Vladimir Zworykin, yang merupakan salah satu dari beberapa pakar pada masa itu, mendapat bantuan dari David Sarnoff (1891-1971), Senior Vice President dari RCA (Radio Corporation of America). Sarnoff sudah banyak mencurahkan perhatian pada perkembangan TV mekanik, dan meramalkan TV elektronik akan mempunyai masa depan komersial yang lebih baik. Selain itu, Philo Farnsworth juga berhasil mendapatkan sponsor untuk mendukung idenya dan ikut berkompetisi dengan Vladimir.

TV ELEKTRONIK
Baik Farnsworth, maupun Zworykin, bekerja terpisah, dan keduanya berhasil dalam membuat kemajuan bagi TV secara komersial dengan biaya yang sangat terjangkau. Di tahun 1935, keduanya mulai memancarkan siaran dengan menggunakan sistem yang sepenuhnya elektronik. Kompetitor utama mereka adalah Baird Television, yang sudah terlebih dahulu melakukan siaran sejak 1928, dengan menggunakan sistem mekanik seluruhnya. Pada saat itu sangat sedikit orang yang mempunyai televisi, dan yang mereka punyai umumnya berkualitas seadanya. Pada masa itu ukuran layar TV hanya sekitar tiga sampai delapan inchi saja sehingga persaingan mekanik dan elektronik tidak begitu nyata, tetapi kompetisi itu ada disana.

V RCA, Tipe TT5 1939, RCA dan Zworykin siap untuk program reguler televisinya, dan mereka mendemonstrasikan secara besar-besaran pada World Fair di New York. Antusias masyarakat yang begitu besar terhadap sistem elektronik ini, menyebabkan the National Television Standards Committee [NTSC], 1941, memutuskan sudah saatnya untuk menstandarisasikan sistem transmisi siaran televisi di Amerika. Lima bulan kemudian, seluruh stasiun televisi Amerika yang berjumlah 22 buah itu, sudah mengkonversikan sistemnya kedalam standard elektronik baru.

Pada tahun-tahun pertama, ketika sedang resesi ekonomi dunia, harga satu set televisi sangat mahal. Ketika harganya mulai turun, Amerika terlibat perang dunia ke dua. Setelah perang usai, televisi masuk dalam era emasnya. Sayangnya pada masa itu semua orang hanya dapat menyaksikannya dalam format warna hitam putih.

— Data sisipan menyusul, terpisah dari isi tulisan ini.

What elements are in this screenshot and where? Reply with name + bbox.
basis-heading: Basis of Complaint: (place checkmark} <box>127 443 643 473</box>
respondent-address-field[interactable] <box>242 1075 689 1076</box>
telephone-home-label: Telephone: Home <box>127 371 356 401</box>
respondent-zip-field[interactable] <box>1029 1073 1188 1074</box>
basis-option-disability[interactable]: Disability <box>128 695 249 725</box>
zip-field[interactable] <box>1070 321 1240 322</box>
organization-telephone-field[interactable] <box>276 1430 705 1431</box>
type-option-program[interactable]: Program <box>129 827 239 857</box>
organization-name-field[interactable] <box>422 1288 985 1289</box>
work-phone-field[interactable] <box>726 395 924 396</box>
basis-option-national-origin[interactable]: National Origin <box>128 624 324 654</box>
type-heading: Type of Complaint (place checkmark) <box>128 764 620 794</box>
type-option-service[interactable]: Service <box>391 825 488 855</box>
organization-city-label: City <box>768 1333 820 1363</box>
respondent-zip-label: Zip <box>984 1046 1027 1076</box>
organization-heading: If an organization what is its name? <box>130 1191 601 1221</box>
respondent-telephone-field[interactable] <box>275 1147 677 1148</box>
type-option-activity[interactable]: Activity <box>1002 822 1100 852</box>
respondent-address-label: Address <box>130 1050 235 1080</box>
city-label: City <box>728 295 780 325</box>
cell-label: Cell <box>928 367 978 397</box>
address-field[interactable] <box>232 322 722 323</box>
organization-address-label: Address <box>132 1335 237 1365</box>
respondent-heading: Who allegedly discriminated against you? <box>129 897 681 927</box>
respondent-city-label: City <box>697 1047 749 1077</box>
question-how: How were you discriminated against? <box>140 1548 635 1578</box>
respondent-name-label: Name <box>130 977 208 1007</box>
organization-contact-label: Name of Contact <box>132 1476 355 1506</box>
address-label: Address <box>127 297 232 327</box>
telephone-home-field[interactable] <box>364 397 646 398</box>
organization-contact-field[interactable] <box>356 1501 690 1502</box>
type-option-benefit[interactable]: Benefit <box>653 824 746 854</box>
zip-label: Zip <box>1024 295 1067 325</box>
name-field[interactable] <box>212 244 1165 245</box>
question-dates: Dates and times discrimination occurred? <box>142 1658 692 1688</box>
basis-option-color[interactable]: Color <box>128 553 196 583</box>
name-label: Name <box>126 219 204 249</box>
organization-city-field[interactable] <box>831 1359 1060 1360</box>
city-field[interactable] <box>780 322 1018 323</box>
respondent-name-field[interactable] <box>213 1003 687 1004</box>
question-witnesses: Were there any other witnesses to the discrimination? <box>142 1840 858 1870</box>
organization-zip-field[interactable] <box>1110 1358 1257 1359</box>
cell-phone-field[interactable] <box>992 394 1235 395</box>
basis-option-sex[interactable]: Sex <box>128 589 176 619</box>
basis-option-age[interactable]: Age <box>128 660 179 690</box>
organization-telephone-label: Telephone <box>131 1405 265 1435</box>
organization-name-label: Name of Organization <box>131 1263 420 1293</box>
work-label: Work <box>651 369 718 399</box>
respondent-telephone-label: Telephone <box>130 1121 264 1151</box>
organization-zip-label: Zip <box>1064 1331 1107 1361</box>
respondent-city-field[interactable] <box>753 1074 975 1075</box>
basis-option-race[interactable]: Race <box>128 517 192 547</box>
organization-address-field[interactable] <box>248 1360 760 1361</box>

Sebenarnya CBS sudah lebih dahulu membangun sistem warnanya beberapa tahun sebelum rivalnya, RCA. Tetapi sistem mereka tidak kompatibel dengan kebanyakan TV hitam putih diseluruh negara. CBS yang sudah mengeluarkan banyak sekali biaya untuk sistem warna mereka harus menyadari kenyataan bahwa pekerjaan mereka berakhir sia-sia. RCA yang belajar dari pengalaman CBS mulai membangun sistem warna menurut formatnya. Mereka dengan cepat membangun sistem warna yang mampu untuk diterima pada sistem warna dan sistem hitam putih. Setelah RCA memamerkan kemampuan sistem mereka, NTSC membakukannya untuk siaran komersial thn 1953.

Berpuluh tahun kemudian hingga awal milenium baru abad 21 ini, orang sudah biasa berbicara lewat telepon selular digital dan mengirim e-mail lewat jaringan komputer dunia, tetapi teknologi televisi pada intinya tetap sama. Tentu saja ada beberapa perkembangan seperti tata suara stereo dan warna yang lebih baik, tetapi tidak ada suatu lompatan besar yang mampu untuk menggoyang persepsi orang tentang televisi. Tetapi semuanya secara perlahan mulai berubah, televisi secara bertahap sudah memasuki era digital.